Trying xert for second time, any suggestions?

First go-round, I had a couple of issues (never went past the 30 day free trial): namely xert was constantly telling me that I was tired even when I wasn’t (I was always adjusting the freshness scale), and xert was telling me that I had an TP that was out of reach on my indoor trainer. If I adjusted my Zwift FTP to match, I could barely finish the workouts, I’d have to back FTP down again. Additionally, the data was just too overwhelming to me and I had a hard time making sense of it all.

9 months later, I’m giving it another try. Based on my previous experience, any suggestions? Should I just rest or ride easy when xert tells me to back off, or should I just move the scale and do what feels reasonably hard? Just ride at the FTP I can handle? Any particular data points I should pay attn to so as not to get overwhelmed?

At the end of the day, I’m just looking for a program to give me structured training plans and help me improve, since Zwift doesn’t really excel at that. xert is cheaper than trainer road, today’s plan, training peaks, etc which is what drew me to it. So how do I get the most out of it without getting fed up with the feedback, power discrepancy and info overload?


Newbie X2

Not sure what you mean with ‘the feedback, … and info overload’, but the feedback you get is what Xert advises you to do, based on your improvement rate, athlete type and target date, i.e. in which phase of your training program you are.

There is a learning curve, but compared to for instance TP’s WKO4(5), it’s actually relatively easy.

It comes down to setting the parameters right and (then) put your trust in the system. Admittedly, if you cannot finish any of the workouts, you’ll quickly lose faith, but I’d argue that in that scenario, you didn’t set them right.

Do you have (really) reliable data for at least 3 - 4 months, maybe for this year? I wouldn’t bother uploading years worth of data - the chance of incorrect data creeping in just gets bigger.

The only thing I would check is whether or not your starting parameters in your profile, Fitness Signature and XPMC Settings, are correct. You can adjust your PP, TP and TL to more closely match to what you think is right.

However, make sure that you enter values you are certain of to be correct. PP should be taken from a (fresh) all out sprint, lasting 5-7 seconds. You will not keep - say - 1000 Watts for the entire duration, but Xert will be able to subtract a value, if the effort is long enough. Otherwise, it will get ignored as a spike.

Same goes for TP - while it may seem that this would be equal to your FTP calculated differently, i.e. with other programs, it is actually not 100% equal. However, FTP could be a good starting point, although you might quickly find that Xert will up the number a bit. But not by so much, that you won’t be able to do your workouts.

Other than that, yes: if you’re not up to it on any given day, dial back, do some other - easier - workout or take a day off. Don’t get fixated on what the (daily) training advisor tells you and don’t get tangled into trying to make sense of every number it throws at you, specifically XSS deficits or surpluses.

The color of your stars is also an indication, not a ‘hard’ given. While I have found it to be a little generous regarding my freshness - I’m usually a bit more tired than Xert thinks I am - this is also something that is depending on many other factors that Xert is simply not aware of.

And last but not least: there is a great community of active Xert-ers ready to (try and) help you and an equally awesome support staff. But a good deal of common sense and the good old ‘listen to your body’ goes a long way towards better handling Xert too.

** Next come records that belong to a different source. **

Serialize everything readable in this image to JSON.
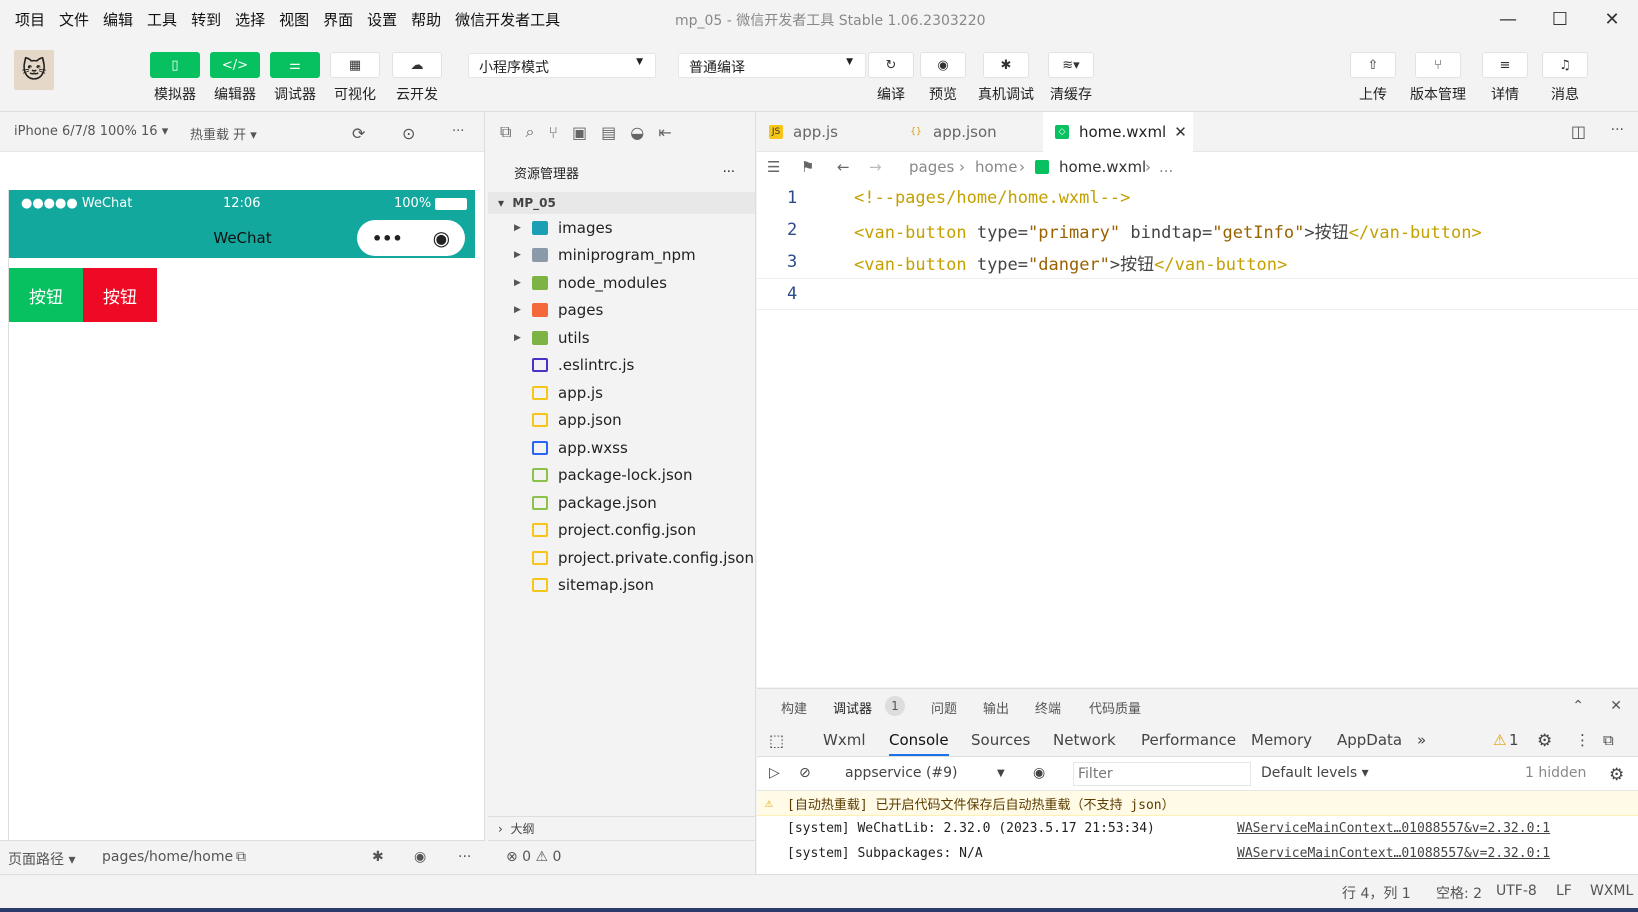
{
  "menubar": {
    "items": [
      "项目",
      "文件",
      "编辑",
      "工具",
      "转到",
      "选择",
      "视图",
      "界面",
      "设置",
      "帮助",
      "微信开发者工具"
    ],
    "title": "mp_05",
    "subtitle": "- 微信开发者工具 Stable 1.06.2303220",
    "min": "—",
    "max": "☐",
    "close": "✕"
  },
  "toolbar": {
    "simulator": "模拟器",
    "editor": "编辑器",
    "debugger": "调试器",
    "visual": "可视化",
    "cloud": "云开发",
    "mode": "小程序模式",
    "compile_mode": "普通编译",
    "compile": "编译",
    "preview": "预览",
    "real_debug": "真机调试",
    "clear_cache": "清缓存",
    "upload": "上传",
    "version": "版本管理",
    "detail": "详情",
    "message": "消息"
  },
  "sim": {
    "device": "iPhone 6/7/8 100% 16 ▾",
    "hotreload": "热重载 开 ▾",
    "status_carrier": "●●●●● WeChat",
    "status_time": "12:06",
    "status_battery": "100%",
    "nav_title": "WeChat",
    "btn_primary": "按钮",
    "btn_danger": "按钮",
    "colors": {
      "primary": "#07c160",
      "danger": "#ee0a24",
      "nav": "#13a89e"
    }
  },
  "leftfoot": {
    "path_label": "页面路径 ▾",
    "path": "pages/home/home"
  },
  "explorer": {
    "title": "资源管理器",
    "more": "···",
    "project": "MP_05",
    "items": [
      {
        "name": "images",
        "type": "folder",
        "icon": "image-folder-icon",
        "color": "#1a9fb5"
      },
      {
        "name": "miniprogram_npm",
        "type": "folder",
        "icon": "folder-icon",
        "color": "#8a9aa8"
      },
      {
        "name": "node_modules",
        "type": "folder",
        "icon": "node-folder-icon",
        "color": "#7cb342"
      },
      {
        "name": "pages",
        "type": "folder",
        "icon": "pages-folder-icon",
        "color": "#f4683c"
      },
      {
        "name": "utils",
        "type": "folder",
        "icon": "utils-folder-icon",
        "color": "#7cb342"
      },
      {
        "name": ".eslintrc.js",
        "type": "file",
        "icon": "eslint-icon",
        "color": "#4b32c3"
      },
      {
        "name": "app.js",
        "type": "file",
        "icon": "js-icon",
        "color": "#f5c518"
      },
      {
        "name": "app.json",
        "type": "file",
        "icon": "json-icon",
        "color": "#f5c518"
      },
      {
        "name": "app.wxss",
        "type": "file",
        "icon": "css-icon",
        "color": "#2965f1"
      },
      {
        "name": "package-lock.json",
        "type": "file",
        "icon": "npm-json-icon",
        "color": "#8bc34a"
      },
      {
        "name": "package.json",
        "type": "file",
        "icon": "npm-json-icon",
        "color": "#8bc34a"
      },
      {
        "name": "project.config.json",
        "type": "file",
        "icon": "json-icon",
        "color": "#f5c518"
      },
      {
        "name": "project.private.config.json",
        "type": "file",
        "icon": "json-icon",
        "color": "#f5c518"
      },
      {
        "name": "sitemap.json",
        "type": "file",
        "icon": "json-icon",
        "color": "#f5c518"
      }
    ],
    "outline": "大纲",
    "errors": "⊗ 0 ⚠ 0"
  },
  "editor": {
    "tabs": [
      "app.js",
      "app.json",
      "home.wxml"
    ],
    "tab_close": "✕",
    "crumbs": [
      "pages",
      "home",
      "home.wxml",
      "..."
    ],
    "lines": [
      {
        "n": "1",
        "parts": [
          {
            "c": "cmt",
            "t": "<!--pages/home/home.wxml-->"
          }
        ]
      },
      {
        "n": "2",
        "parts": [
          {
            "c": "tag",
            "t": "<van-button"
          },
          {
            "c": "attr",
            "t": " type="
          },
          {
            "c": "str",
            "t": "\"primary\""
          },
          {
            "c": "attr",
            "t": " bindtap="
          },
          {
            "c": "str",
            "t": "\"getInfo\""
          },
          {
            "c": "attr",
            "t": ">按钮"
          },
          {
            "c": "tag",
            "t": "</van-button>"
          }
        ]
      },
      {
        "n": "3",
        "parts": [
          {
            "c": "tag",
            "t": "<van-button"
          },
          {
            "c": "attr",
            "t": " type="
          },
          {
            "c": "str",
            "t": "\"danger\""
          },
          {
            "c": "attr",
            "t": ">按钮"
          },
          {
            "c": "tag",
            "t": "</van-button>"
          }
        ]
      },
      {
        "n": "4",
        "parts": []
      }
    ]
  },
  "devtools": {
    "top_tabs": [
      "构建",
      "调试器",
      "问题",
      "输出",
      "终端",
      "代码质量"
    ],
    "debugger_badge": "1",
    "tabs": [
      "Wxml",
      "Console",
      "Sources",
      "Network",
      "Performance",
      "Memory",
      "AppData",
      "»"
    ],
    "warn_count": "1",
    "context": "appservice (#9)",
    "filter_placeholder": "Filter",
    "levels": "Default levels ▾",
    "hidden": "1 hidden",
    "logs": [
      {
        "type": "warn",
        "text": "[自动热重载] 已开启代码文件保存后自动热重载（不支持 json）",
        "link": ""
      },
      {
        "type": "log",
        "text": "[system] WeChatLib: 2.32.0 (2023.5.17 21:53:34)",
        "link": "WAServiceMainContext…01088557&v=2.32.0:1"
      },
      {
        "type": "log",
        "text": "[system] Subpackages: N/A",
        "link": "WAServiceMainContext…01088557&v=2.32.0:1"
      }
    ]
  },
  "statusbar": {
    "pos": "行 4，列 1",
    "spaces": "空格: 2",
    "enc": "UTF-8",
    "eol": "LF",
    "lang": "WXML"
  }
}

Trust the system, but do not blindly follow its recommendations :sunglasses:


What I would recommend is to read:
Xert 101: Getting Started
Xert 202: Getting more out of Xert
in the support page

Also the entries in the blog offer a very good insight in how Xert works. I think Xert becomes so much better once you understand it. Then you will be able to understand why is giving you certain feedback or advice and making your own adaptions if you see fit.

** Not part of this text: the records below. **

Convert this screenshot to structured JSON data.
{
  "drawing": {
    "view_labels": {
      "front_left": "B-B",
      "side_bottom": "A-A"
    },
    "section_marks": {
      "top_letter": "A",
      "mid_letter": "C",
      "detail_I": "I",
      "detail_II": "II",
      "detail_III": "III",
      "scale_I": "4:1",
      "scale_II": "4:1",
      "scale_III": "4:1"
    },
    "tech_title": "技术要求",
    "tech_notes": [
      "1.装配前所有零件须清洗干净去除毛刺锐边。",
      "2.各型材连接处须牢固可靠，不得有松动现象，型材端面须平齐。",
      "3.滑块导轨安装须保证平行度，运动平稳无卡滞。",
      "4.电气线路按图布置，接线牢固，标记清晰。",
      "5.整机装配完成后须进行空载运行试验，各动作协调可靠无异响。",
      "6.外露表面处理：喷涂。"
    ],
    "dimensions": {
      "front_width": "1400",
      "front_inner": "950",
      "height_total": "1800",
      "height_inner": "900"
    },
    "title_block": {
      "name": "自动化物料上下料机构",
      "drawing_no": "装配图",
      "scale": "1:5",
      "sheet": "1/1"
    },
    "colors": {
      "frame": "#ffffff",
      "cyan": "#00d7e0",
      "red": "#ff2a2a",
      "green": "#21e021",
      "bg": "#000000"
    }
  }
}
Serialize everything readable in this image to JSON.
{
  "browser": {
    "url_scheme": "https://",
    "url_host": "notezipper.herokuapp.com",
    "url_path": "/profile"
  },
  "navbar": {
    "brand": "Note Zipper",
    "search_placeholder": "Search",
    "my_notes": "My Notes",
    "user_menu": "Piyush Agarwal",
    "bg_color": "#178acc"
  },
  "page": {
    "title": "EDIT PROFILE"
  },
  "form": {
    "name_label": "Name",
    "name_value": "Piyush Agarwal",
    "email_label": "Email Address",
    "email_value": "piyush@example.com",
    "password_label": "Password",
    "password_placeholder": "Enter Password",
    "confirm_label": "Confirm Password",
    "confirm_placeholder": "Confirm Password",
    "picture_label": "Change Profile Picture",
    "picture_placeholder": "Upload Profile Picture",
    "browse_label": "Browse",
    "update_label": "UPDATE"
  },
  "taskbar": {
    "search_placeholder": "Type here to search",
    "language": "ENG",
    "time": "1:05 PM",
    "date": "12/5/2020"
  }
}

LIsten to the podcasts as they are very illuminating


I think the first go-round I did not have enough data from my outside rides as I had just started using a power meter on my road bike. So xert was having to use power data from the wahoo kickr which is not a good indicator. I generally can generate/sustain much more power outside than I can on my trainer, for whatever reason. Thanks for all the advice.